May 23, 2014
from 01:15 PM to 02:15 PM
|Where||Classroom, Department of Architecture|
|Add event to calendar||
The financial crisis and the recession that followed brought to an end the long economic boom of 1992 -2008 and has led to much debate as to how best to ‘rebalance’ the British economy both sectorally and spatially. This talk examines the nature and scale of spatial imbalance in the British economy, especially in relation to the recurring debate over the existence and persistence of a ‘North-South’ divide. The discussion is based on research being undertaken as part of an ESRC-funded project on How Regions React to Recession: Resilience, Hysteresis and Long Run Impacts undertaken by Peter with Ben Gardiner Cambridge Econmetrics), Professor Ron Martin (Department of Geography, University of Cambridge) and Peter Sunley (School of Geography and the Environment, University of Southampton).

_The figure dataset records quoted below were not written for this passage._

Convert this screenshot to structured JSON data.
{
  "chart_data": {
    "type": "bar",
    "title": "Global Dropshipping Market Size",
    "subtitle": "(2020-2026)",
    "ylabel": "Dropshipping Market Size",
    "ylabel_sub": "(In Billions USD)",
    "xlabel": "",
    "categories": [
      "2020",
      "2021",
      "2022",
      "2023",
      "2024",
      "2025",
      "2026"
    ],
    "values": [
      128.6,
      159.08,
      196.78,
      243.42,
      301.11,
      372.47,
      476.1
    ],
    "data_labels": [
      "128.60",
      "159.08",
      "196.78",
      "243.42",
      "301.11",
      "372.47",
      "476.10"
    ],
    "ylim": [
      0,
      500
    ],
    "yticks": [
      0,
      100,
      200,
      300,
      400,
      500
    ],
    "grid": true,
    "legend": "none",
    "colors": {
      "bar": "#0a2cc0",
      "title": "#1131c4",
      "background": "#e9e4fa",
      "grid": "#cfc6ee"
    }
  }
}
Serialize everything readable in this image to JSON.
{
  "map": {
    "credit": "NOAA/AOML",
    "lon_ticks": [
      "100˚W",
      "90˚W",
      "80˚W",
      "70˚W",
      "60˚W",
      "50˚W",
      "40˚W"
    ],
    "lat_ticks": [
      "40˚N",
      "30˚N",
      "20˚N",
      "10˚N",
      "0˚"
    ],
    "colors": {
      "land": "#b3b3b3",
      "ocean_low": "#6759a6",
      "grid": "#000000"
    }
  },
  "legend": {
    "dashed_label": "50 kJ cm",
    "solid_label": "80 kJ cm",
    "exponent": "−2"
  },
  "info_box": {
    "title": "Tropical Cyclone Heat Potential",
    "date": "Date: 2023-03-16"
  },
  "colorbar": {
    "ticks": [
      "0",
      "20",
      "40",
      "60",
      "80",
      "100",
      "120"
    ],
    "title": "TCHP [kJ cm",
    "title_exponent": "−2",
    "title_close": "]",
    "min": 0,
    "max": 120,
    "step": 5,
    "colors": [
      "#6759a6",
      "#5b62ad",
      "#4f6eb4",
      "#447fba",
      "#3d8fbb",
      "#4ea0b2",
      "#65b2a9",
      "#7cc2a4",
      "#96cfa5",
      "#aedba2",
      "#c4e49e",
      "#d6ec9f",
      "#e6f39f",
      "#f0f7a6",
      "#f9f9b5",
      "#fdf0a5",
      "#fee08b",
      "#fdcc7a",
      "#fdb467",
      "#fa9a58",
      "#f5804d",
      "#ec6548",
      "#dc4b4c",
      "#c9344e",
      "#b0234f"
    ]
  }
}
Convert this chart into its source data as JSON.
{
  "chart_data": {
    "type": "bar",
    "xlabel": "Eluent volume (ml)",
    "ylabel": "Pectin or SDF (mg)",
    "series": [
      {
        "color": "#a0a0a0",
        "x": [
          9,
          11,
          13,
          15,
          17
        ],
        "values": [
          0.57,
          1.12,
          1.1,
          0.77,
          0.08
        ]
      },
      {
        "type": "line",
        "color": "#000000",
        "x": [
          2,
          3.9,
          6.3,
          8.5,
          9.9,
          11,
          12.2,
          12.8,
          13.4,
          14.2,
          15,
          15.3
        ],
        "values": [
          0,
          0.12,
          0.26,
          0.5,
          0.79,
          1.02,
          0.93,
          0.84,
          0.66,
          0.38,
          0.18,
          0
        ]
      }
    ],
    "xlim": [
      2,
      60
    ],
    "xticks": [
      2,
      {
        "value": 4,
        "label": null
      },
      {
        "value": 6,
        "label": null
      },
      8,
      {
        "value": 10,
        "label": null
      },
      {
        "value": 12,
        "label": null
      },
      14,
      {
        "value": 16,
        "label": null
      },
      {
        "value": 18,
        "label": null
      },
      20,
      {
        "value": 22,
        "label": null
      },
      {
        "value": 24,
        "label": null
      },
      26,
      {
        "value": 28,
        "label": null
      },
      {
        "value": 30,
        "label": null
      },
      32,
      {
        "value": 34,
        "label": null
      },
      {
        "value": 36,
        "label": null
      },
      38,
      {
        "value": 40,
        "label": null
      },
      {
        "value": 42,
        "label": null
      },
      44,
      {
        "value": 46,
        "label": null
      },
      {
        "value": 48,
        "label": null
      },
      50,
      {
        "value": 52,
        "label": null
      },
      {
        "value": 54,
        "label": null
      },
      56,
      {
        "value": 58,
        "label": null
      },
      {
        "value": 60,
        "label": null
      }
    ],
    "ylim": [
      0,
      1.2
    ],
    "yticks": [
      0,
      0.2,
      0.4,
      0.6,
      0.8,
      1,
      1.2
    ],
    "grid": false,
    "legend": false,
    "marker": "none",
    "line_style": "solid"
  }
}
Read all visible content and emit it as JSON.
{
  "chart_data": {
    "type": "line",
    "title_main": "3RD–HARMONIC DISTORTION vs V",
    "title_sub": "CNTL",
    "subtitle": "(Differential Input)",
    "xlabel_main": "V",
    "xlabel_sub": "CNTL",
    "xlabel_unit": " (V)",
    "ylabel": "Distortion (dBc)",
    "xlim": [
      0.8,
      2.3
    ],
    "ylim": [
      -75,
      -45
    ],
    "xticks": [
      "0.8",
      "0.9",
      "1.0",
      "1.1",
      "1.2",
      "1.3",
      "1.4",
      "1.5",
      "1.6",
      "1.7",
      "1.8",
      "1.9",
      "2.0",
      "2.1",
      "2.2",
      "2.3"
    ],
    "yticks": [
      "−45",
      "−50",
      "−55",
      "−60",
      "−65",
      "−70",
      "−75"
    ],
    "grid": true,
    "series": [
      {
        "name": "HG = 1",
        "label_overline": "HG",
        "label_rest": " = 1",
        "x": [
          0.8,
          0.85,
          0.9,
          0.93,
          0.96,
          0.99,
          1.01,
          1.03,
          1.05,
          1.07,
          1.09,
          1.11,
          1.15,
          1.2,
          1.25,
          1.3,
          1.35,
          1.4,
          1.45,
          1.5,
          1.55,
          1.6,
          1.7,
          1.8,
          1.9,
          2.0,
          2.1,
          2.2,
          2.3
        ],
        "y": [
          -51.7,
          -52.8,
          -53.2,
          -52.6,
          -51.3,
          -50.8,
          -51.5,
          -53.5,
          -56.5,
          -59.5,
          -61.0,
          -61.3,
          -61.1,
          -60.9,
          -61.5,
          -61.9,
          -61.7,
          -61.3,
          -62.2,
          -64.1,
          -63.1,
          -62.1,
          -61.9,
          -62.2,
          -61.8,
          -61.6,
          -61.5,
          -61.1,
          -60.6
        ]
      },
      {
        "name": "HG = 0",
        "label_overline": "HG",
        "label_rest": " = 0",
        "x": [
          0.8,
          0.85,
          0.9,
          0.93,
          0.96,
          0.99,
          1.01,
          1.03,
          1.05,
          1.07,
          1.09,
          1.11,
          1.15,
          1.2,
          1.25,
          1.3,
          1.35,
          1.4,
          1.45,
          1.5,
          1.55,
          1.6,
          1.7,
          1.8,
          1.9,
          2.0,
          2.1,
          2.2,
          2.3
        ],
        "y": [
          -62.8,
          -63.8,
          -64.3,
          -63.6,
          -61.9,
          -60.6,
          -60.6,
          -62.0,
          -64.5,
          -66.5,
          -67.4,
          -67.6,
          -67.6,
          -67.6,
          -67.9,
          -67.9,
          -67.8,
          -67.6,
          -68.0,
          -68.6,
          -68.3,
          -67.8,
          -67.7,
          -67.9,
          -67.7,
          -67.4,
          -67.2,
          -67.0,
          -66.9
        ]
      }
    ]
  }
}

Peter Tyler is a Professor in urban and regional economics in the Department of Land Economy, University of Cambridge. He has an extensive track record in research for the public and private sector in the field of urban and regional economics with a particular emphasis on the evaluation of policy. He has been a Project Director for over 70 major research projects for Government. Peter is a Master of the Royal Town Planning Institute, a Fellow of the Royal Institute of Chartered Surveyors and an Academician of the Learned Society for Social Sciences. He recently directed a project for DCLG on valuing the benefits of regeneration and economic development. He is currently investigating the long term dynamics of interdependent infrastructure systems as part of a team funded by the EPSRC and he is also undertaking a major research project for the ESRC on Resilient Regions and Cities.